The text read: 122 Hamilton Street. Apt 42. Bring a flashlight. Get the stash and go home. Easy.
I arrived at a six-story apartment building that was completely dark. All windows were black squares. No lights in the parking lot. No cars.
Was this place completely empty?
It looked like a utilitarian tomb, but that was under closer scrutiny than I would have given any apartment building on any of these streets. Hidden in plain sight, there was something definitely wrong here. I could smell it.
Bring a flashlight. So, the dealer knew about this. Of course he did.
I opened the front door to silence. No dogs barking. No babies crying. No life. I pulled the flashlight app on in my phone and held it in front of me as I went up the stairwell to the fourth floor. All was still. Eerie. A night museum.
I shone my light upon each door until I came to the right one and knocked.
“Get your light off my door.” I heard someone say from behind it.

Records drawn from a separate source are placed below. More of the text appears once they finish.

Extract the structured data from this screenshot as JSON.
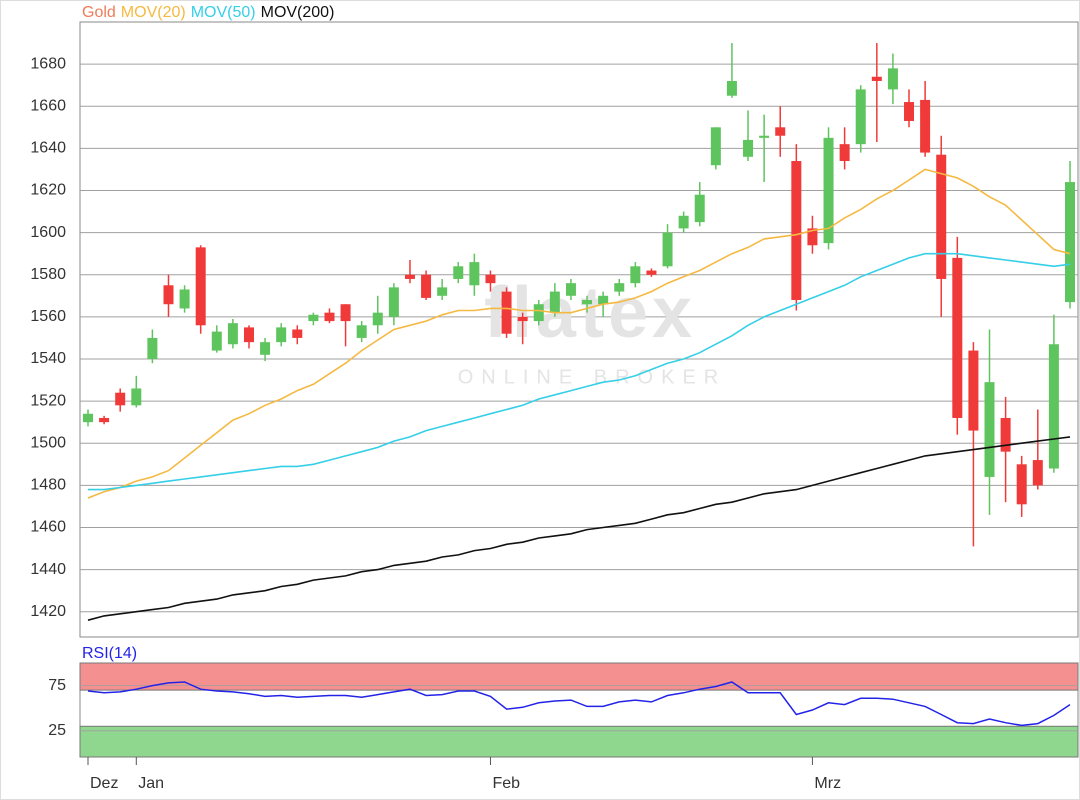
{
  "chart_data": [
    {
      "type": "candlestick",
      "name": "Gold",
      "color": "#ee7b5a",
      "up_color": "#5ec45e",
      "down_color": "#f03a3a",
      "watermark": "flatex",
      "watermark_subtitle": "ONLINE BROKER",
      "categories": [
        "Dez",
        null,
        null,
        "Jan",
        null,
        null,
        null,
        null,
        null,
        null,
        null,
        null,
        null,
        null,
        null,
        null,
        null,
        null,
        null,
        null,
        null,
        null,
        null,
        null,
        null,
        "Feb",
        null,
        null,
        null,
        null,
        null,
        null,
        null,
        null,
        null,
        null,
        null,
        null,
        null,
        null,
        null,
        null,
        null,
        null,
        null,
        "Mrz",
        null,
        null,
        null,
        null,
        null,
        null,
        null,
        null,
        null,
        null,
        null,
        null,
        null,
        null,
        null,
        null
      ],
      "open": [
        1510,
        1512,
        1524,
        1518,
        1540,
        1575,
        1564,
        1593,
        1544,
        1547,
        1555,
        1542,
        1548,
        1554,
        1558,
        1562,
        1566,
        1550,
        1556,
        1560,
        1580,
        1580,
        1570,
        1578,
        1575,
        1580,
        1572,
        1560,
        1558,
        1562,
        1570,
        1566,
        1566,
        1572,
        1576,
        1582,
        1584,
        1602,
        1605,
        1632,
        1665,
        1636,
        1645,
        1650,
        1634,
        1602,
        1595,
        1642,
        1642,
        1674,
        1668,
        1662,
        1663,
        1637,
        1588,
        1544,
        1484,
        1512,
        1490,
        1492,
        1488,
        1567
      ],
      "high": [
        1516,
        1513,
        1526,
        1532,
        1554,
        1580,
        1575,
        1594,
        1556,
        1559,
        1556,
        1550,
        1557,
        1556,
        1562,
        1564,
        1566,
        1558,
        1570,
        1576,
        1587,
        1582,
        1578,
        1586,
        1590,
        1582,
        1574,
        1562,
        1568,
        1576,
        1578,
        1570,
        1572,
        1578,
        1586,
        1583,
        1604,
        1610,
        1624,
        1650,
        1690,
        1658,
        1656,
        1660,
        1642,
        1608,
        1650,
        1650,
        1670,
        1690,
        1685,
        1668,
        1672,
        1646,
        1598,
        1548,
        1554,
        1522,
        1494,
        1516,
        1561,
        1634
      ],
      "low": [
        1508,
        1509,
        1515,
        1517,
        1538,
        1560,
        1562,
        1552,
        1543,
        1545,
        1545,
        1539,
        1546,
        1547,
        1556,
        1557,
        1546,
        1548,
        1552,
        1556,
        1576,
        1568,
        1568,
        1576,
        1570,
        1572,
        1550,
        1547,
        1556,
        1560,
        1568,
        1562,
        1560,
        1570,
        1574,
        1579,
        1583,
        1600,
        1603,
        1630,
        1664,
        1634,
        1624,
        1636,
        1563,
        1590,
        1592,
        1630,
        1638,
        1643,
        1661,
        1650,
        1636,
        1560,
        1504,
        1451,
        1466,
        1472,
        1465,
        1478,
        1486,
        1564
      ],
      "close": [
        1514,
        1510,
        1518,
        1526,
        1550,
        1566,
        1573,
        1556,
        1553,
        1557,
        1548,
        1548,
        1555,
        1550,
        1561,
        1558,
        1558,
        1556,
        1562,
        1574,
        1578,
        1569,
        1574,
        1584,
        1586,
        1576,
        1552,
        1558,
        1566,
        1572,
        1576,
        1568,
        1570,
        1576,
        1584,
        1580,
        1600,
        1608,
        1618,
        1650,
        1672,
        1644,
        1646,
        1646,
        1568,
        1594,
        1645,
        1634,
        1668,
        1672,
        1678,
        1653,
        1638,
        1578,
        1512,
        1506,
        1529,
        1496,
        1471,
        1480,
        1547,
        1624
      ],
      "series": [
        {
          "name": "MOV(20)",
          "color": "#f5b942",
          "values": [
            1474,
            1477,
            1479,
            1482,
            1484,
            1487,
            1493,
            1499,
            1505,
            1511,
            1514,
            1518,
            1521,
            1525,
            1528,
            1533,
            1538,
            1544,
            1549,
            1554,
            1556,
            1558,
            1561,
            1563,
            1563,
            1564,
            1564,
            1563,
            1563,
            1562,
            1562,
            1564,
            1566,
            1567,
            1569,
            1572,
            1576,
            1579,
            1582,
            1586,
            1590,
            1593,
            1597,
            1598,
            1599,
            1601,
            1602,
            1607,
            1611,
            1616,
            1620,
            1625,
            1630,
            1628,
            1626,
            1622,
            1617,
            1613,
            1606,
            1599,
            1592,
            1590
          ]
        },
        {
          "name": "MOV(50)",
          "color": "#35cfe8",
          "values": [
            1478,
            1478,
            1479,
            1480,
            1481,
            1482,
            1483,
            1484,
            1485,
            1486,
            1487,
            1488,
            1489,
            1489,
            1490,
            1492,
            1494,
            1496,
            1498,
            1501,
            1503,
            1506,
            1508,
            1510,
            1512,
            1514,
            1516,
            1518,
            1521,
            1523,
            1525,
            1527,
            1529,
            1530,
            1532,
            1535,
            1538,
            1540,
            1543,
            1547,
            1551,
            1556,
            1560,
            1563,
            1566,
            1569,
            1572,
            1575,
            1579,
            1582,
            1585,
            1588,
            1590,
            1590,
            1590,
            1589,
            1588,
            1587,
            1586,
            1585,
            1584,
            1585
          ]
        },
        {
          "name": "MOV(200)",
          "color": "#111111",
          "values": [
            1416,
            1418,
            1419,
            1420,
            1421,
            1422,
            1424,
            1425,
            1426,
            1428,
            1429,
            1430,
            1432,
            1433,
            1435,
            1436,
            1437,
            1439,
            1440,
            1442,
            1443,
            1444,
            1446,
            1447,
            1449,
            1450,
            1452,
            1453,
            1455,
            1456,
            1457,
            1459,
            1460,
            1461,
            1462,
            1464,
            1466,
            1467,
            1469,
            1471,
            1472,
            1474,
            1476,
            1477,
            1478,
            1480,
            1482,
            1484,
            1486,
            1488,
            1490,
            1492,
            1494,
            1495,
            1496,
            1497,
            1498,
            1499,
            1500,
            1501,
            1502,
            1503
          ]
        }
      ],
      "ylim": [
        1408,
        1700
      ],
      "yticks": [
        1420,
        1440,
        1460,
        1480,
        1500,
        1520,
        1540,
        1560,
        1580,
        1600,
        1620,
        1640,
        1660,
        1680
      ],
      "grid": true
    },
    {
      "type": "line",
      "title": "RSI(14)",
      "color": "#2323e8",
      "values": [
        69,
        67,
        68,
        71,
        75,
        78,
        79,
        71,
        69,
        68,
        66,
        63,
        64,
        62,
        63,
        64,
        64,
        62,
        65,
        68,
        71,
        64,
        65,
        69,
        69,
        63,
        49,
        51,
        56,
        58,
        59,
        52,
        52,
        57,
        59,
        57,
        64,
        67,
        71,
        74,
        79,
        67,
        67,
        67,
        43,
        48,
        56,
        54,
        61,
        61,
        60,
        56,
        52,
        43,
        34,
        33,
        38,
        34,
        31,
        33,
        42,
        54
      ],
      "bands": [
        {
          "from": 70,
          "to": 100,
          "color": "#f59090"
        },
        {
          "from": -4,
          "to": 30,
          "color": "#8fd68f"
        }
      ],
      "ylim": [
        -4,
        100
      ],
      "yticks": [
        25,
        75
      ],
      "grid": true
    }
  ]
}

“Put your fucking light down. Do you understand English?” The voice sounded gruff, tired, angry.
“Okay.” I complied. The door opened to an apartment I couldn’t see as it was pitch black except for the echoes of light my phone reflected off the linoleum floor.
“Keep your light down. Don’t shine it in my face, so help me God.”
“No problem.” My hand was shaking slightly, causing the light to bounce around. I steadied it, but everything about this situation made me extremely nervous.
“Wait here,” he went into the bedroom and slammed the door behind him.
I heard the distinct sound of somebody sucking up a rail of cocaine (or whatever) up their nose. I heard a female’s voice.
“Shut the fuck up,” he said, almost at a shout. “Nobody fucking asked you.”
The man came back out and put something on the table. I shone my light on it. Pills in a Ziploc bag. I could see his stained white shirt momentarily before pulling my phone back down. I thought that he was going to berate me for shining my light on the table but, “go on, take it.”
I stepped forward and shoved the bag into my inside pocket.
“Get the fuck out. Keep your light down. Don’t shine it on anyone. You’ll be sorry that you did. You Shitbags never fucking learn. Scram.”
I gladly got out. In the hallway, from the opposite end towards where I was going, I heard a door close and footsteps start to come my way –heavy, awkward ones. I did what my immediate instincts told me to, shut the light off and plastered myself back against the wall until they passed.
Once I was outside, I could really feel the cold in the air. I punched in an Uber and waited, thinking that my problem –my whole new fucking situation– might have been a little understated.
And I wasn’t sure about these pills anymore.